Russia underlined the need for a comprehensive cooperation between Iran and the IAEA, which will clarify the remaining questions about Iran's earlier nuclear activities and restore confidence in its nuclear program, the ministry said.

Iran removed UN seals at its nuclear research sites and resumed research on uranium enrichment in January, prompting the European Union to scrap talks. Tehran, however, said its nuclear work was merely designed to meet its energy needs.

Earlier in the month, Britain, France and Germany, which have held on-and-off talks on behalf of the EU with Tehran for more than two years, pushed through an IAEA resolution to report Iran's nuclear issue to the UN Security Council.

Western countries have backed Moscow's compromise plan, saying it could help allay concerns over Iran's potential production of weapon-grade nuclear materials.

Uranium enriched at low levels can fuel nuclear reactors, but it can be used for nuclear bombs if highly enriched.

The Russian plan is seen as a crucial attempt to resolve the dispute over Iran's nuclear programme before the March 6 IAEA meeting, which reports say could start a process leading to UN punishment against Iran.

Speaking on Iran's state television before leaving Moscow for home on Tuesday, Ali Hosseinitash, deputy secretary of Iran's Supreme National Security Council who led the Iranian delegation, termed the talks as "positive and constructive".

Hosseinitash said the two sides "reached a rudimental agreement on principles of a common formula and will continue negotiations to further the agreement".
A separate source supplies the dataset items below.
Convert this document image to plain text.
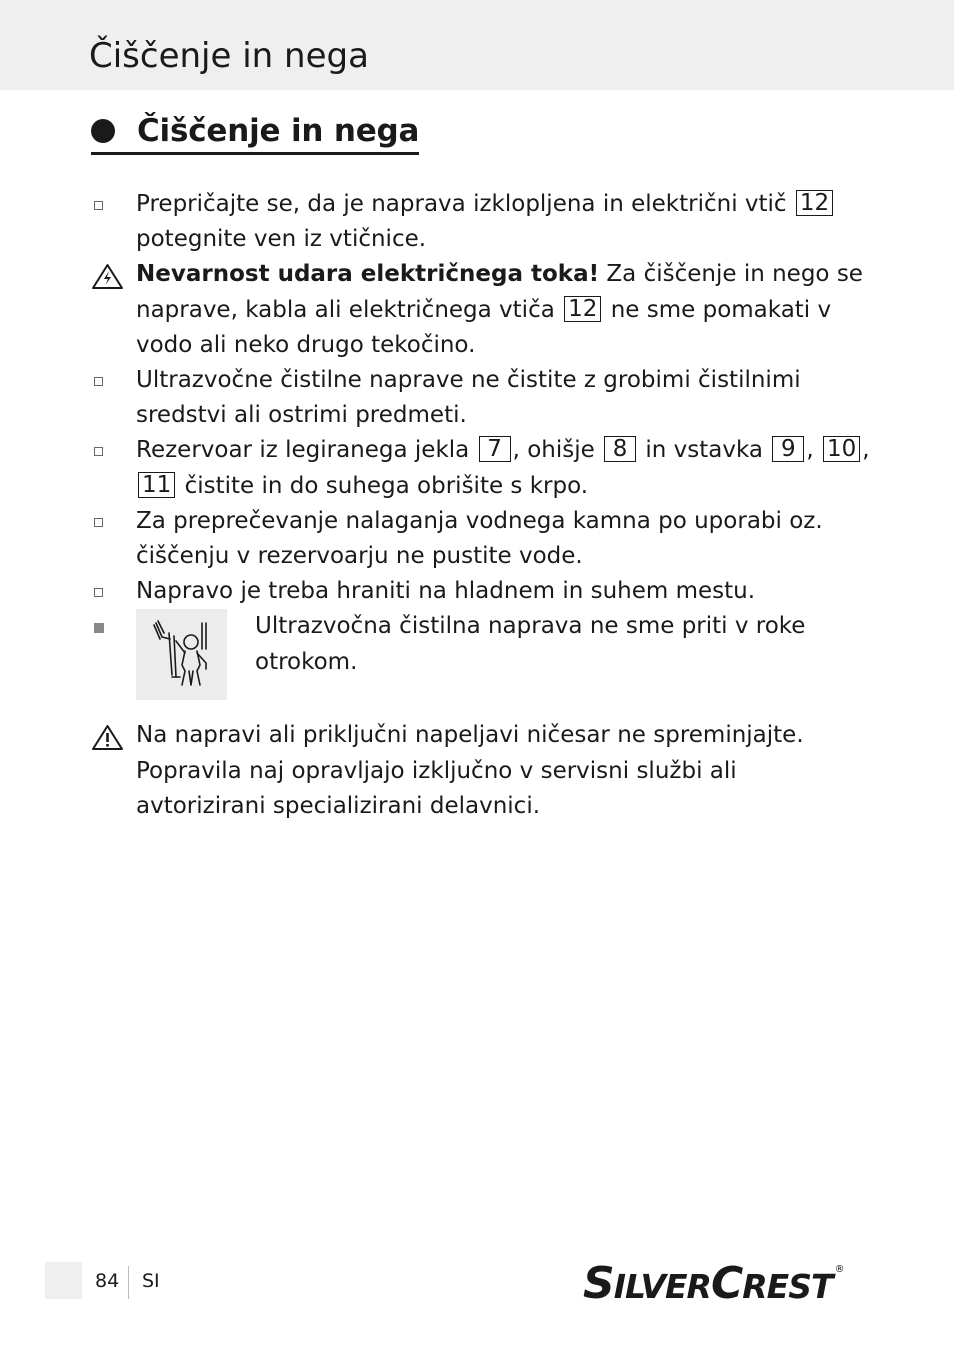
Čiščenje in nega
Čiščenje in nega
Prepričajte se, da je naprava izklopljena in električni vtič 12 potegnite ven iz vtičnice.
Nevarnost udara električnega toka! Za čiščenje in nego se naprave, kabla ali električnega vtiča 12 ne sme pomakati v vodo ali neko drugo tekočino.
Ultrazvočne čistilne naprave ne čistite z grobimi čistilnimi sredstvi ali ostrimi predmeti.
Rezervoar iz legiranega jekla 7 , ohišje 8 in vstavka 9 , 10 , 11 čistite in do suhega obrišite s krpo.
Za preprečevanje nalaganja vodnega kamna po uporabi oz. čiščenju v rezervoarju ne pustite vode.
Napravo je treba hraniti na hladnem in suhem mestu.
Ultrazvočna čistilna naprava ne sme priti v roke otrokom.
Na napravi ali priključni napeljavi ničesar ne spreminjajte. Popravila naj opravljajo izključno v servisni službi ali avtorizirani specializirani delavnici.
84 SI	SILVERCREST ®
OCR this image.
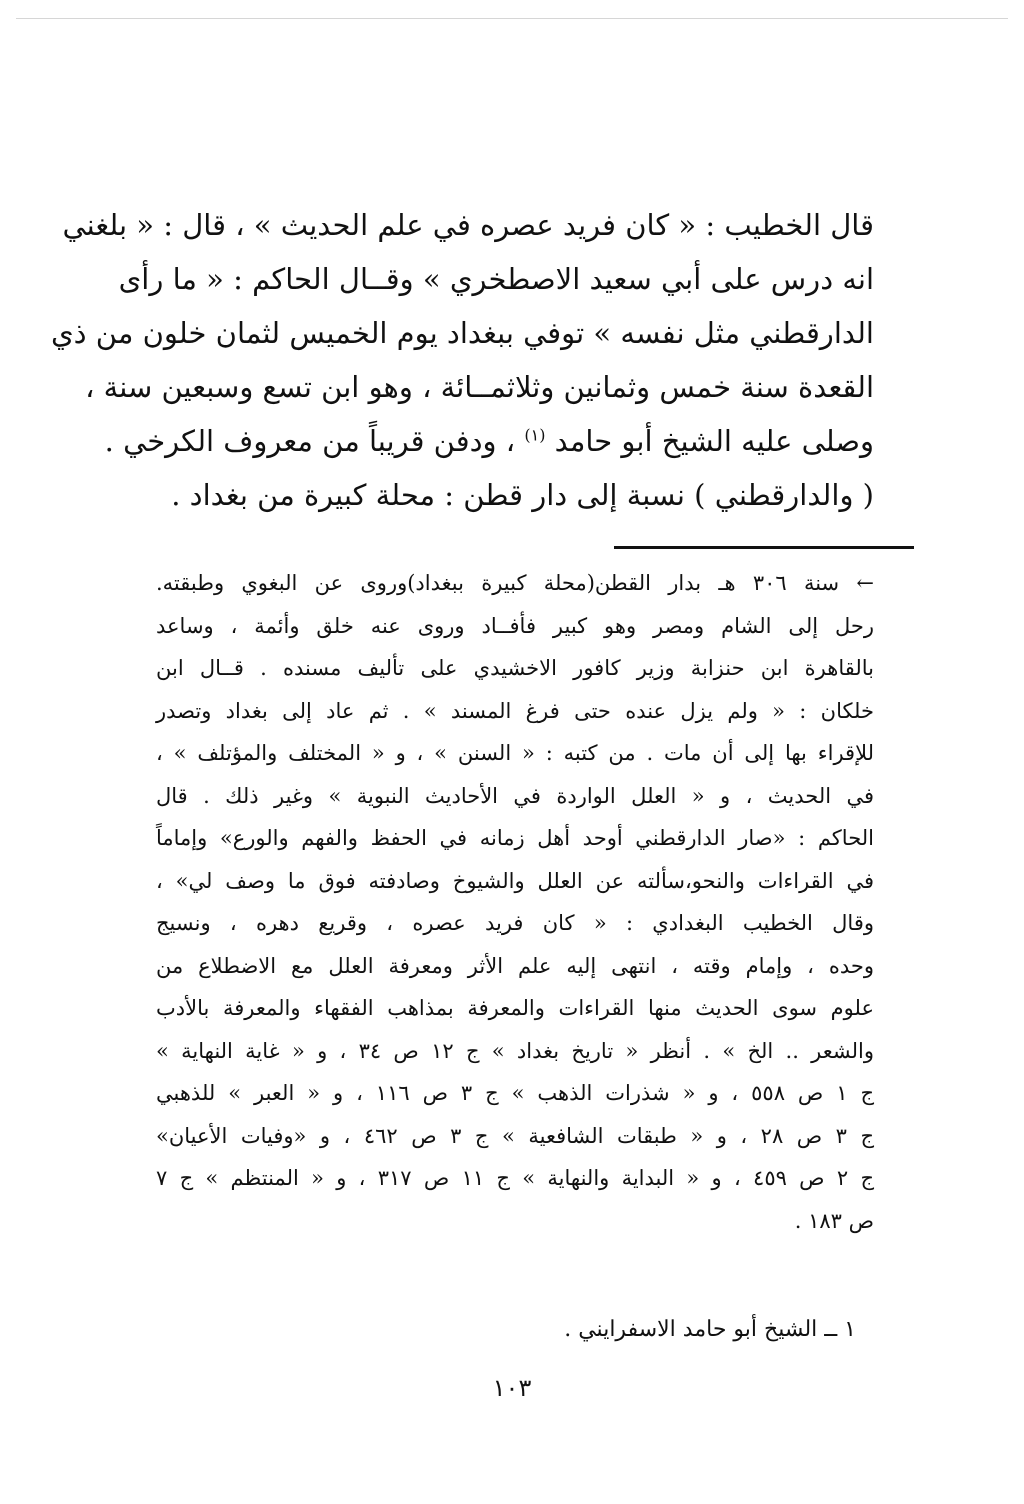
قال الخطيب : « كان فريد عصره في علم الحديث » ، قال : « بلغني
انه درس على أبي سعيد الاصطخري » وقــال الحاكم : « ما رأى
الدارقطني مثل نفسه » توفي ببغداد يوم الخميس لثمان خلون من ذي
القعدة سنة خمس وثمانين وثلاثمــائة ، وهو ابن تسع وسبعين سنة ،
وصلى عليه الشيخ أبو حامد $^{(١)}$ ، ودفن قريباً من معروف الكرخي .
( والدارقطني ) نسبة إلى دار قطن : محلة كبيرة من بغداد .
← سنة ٣٠٦ هـ بدار القطن(محلة كبيرة ببغداد)وروى عن البغوي وطبقته.
رحل إلى الشام ومصر وهو كبير فأفــاد وروى عنه خلق وأئمة ، وساعد
بالقاهرة ابن حنزابة وزير كافور الاخشيدي على تأليف مسنده . قــال ابن
خلكان : « ولم يزل عنده حتى فرغ المسند » . ثم عاد إلى بغداد وتصدر
للإقراء بها إلى أن مات . من كتبه : « السنن » ، و « المختلف والمؤتلف » ،
في الحديث ، و « العلل الواردة في الأحاديث النبوية » وغير ذلك . قال
الحاكم : «صار الدارقطني أوحد أهل زمانه في الحفظ والفهم والورع» وإماماً
في القراءات والنحو،سألته عن العلل والشيوخ وصادفته فوق ما وصف لي» ،
وقال الخطيب البغدادي : « كان فريد عصره ، وقريع دهره ، ونسيج
وحده ، وإمام وقته ، انتهى إليه علم الأثر ومعرفة العلل مع الاضطلاع من
علوم سوى الحديث منها القراءات والمعرفة بمذاهب الفقهاء والمعرفة بالأدب
والشعر .. الخ » . أنظر « تاريخ بغداد » ج ١٢ ص ٣٤ ، و « غاية النهاية »
ج ١ ص ٥٥٨ ، و « شذرات الذهب » ج ٣ ص ١١٦ ، و « العبر » للذهبي
ج ٣ ص ٢٨ ، و « طبقات الشافعية » ج ٣ ص ٤٦٢ ، و «وفيات الأعيان»
ج ٢ ص ٤٥٩ ، و « البداية والنهاية » ج ١١ ص ٣١٧ ، و « المنتظم » ج ٧
ص ١٨٣ .
١ ــ الشيخ أبو حامد الاسفرايني .
١٠٣
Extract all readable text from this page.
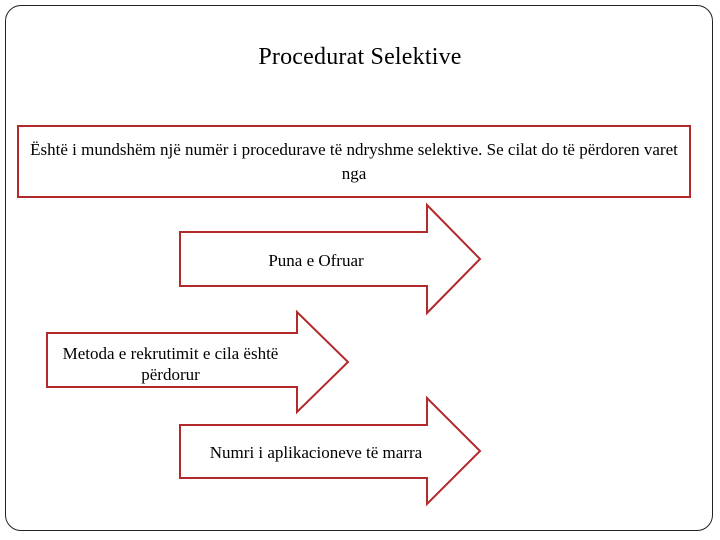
Procedurat Selektive
Është i mundshëm një numër i procedurave të ndryshme selektive. Se cilat do të përdoren varet nga
Puna e Ofruar
Metoda e rekrutimit e cila është përdorur
Numri i aplikacioneve të marra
He said certain elements of the negotiations gave hope that an agreement may be reached, the Interfax news agency reported.

The negotiations covered not only the Russian proposal but also priority issues for Tehran, Hosseinitash said.

Russian officials, however, sounded less optimistic.

Russian Foreign Minister Sergei Lavrov, quoted by the Itar-Tass news agency, said he "would be cautious about using the terms 'failure' or 'setback' to describe the results of the talks before they end."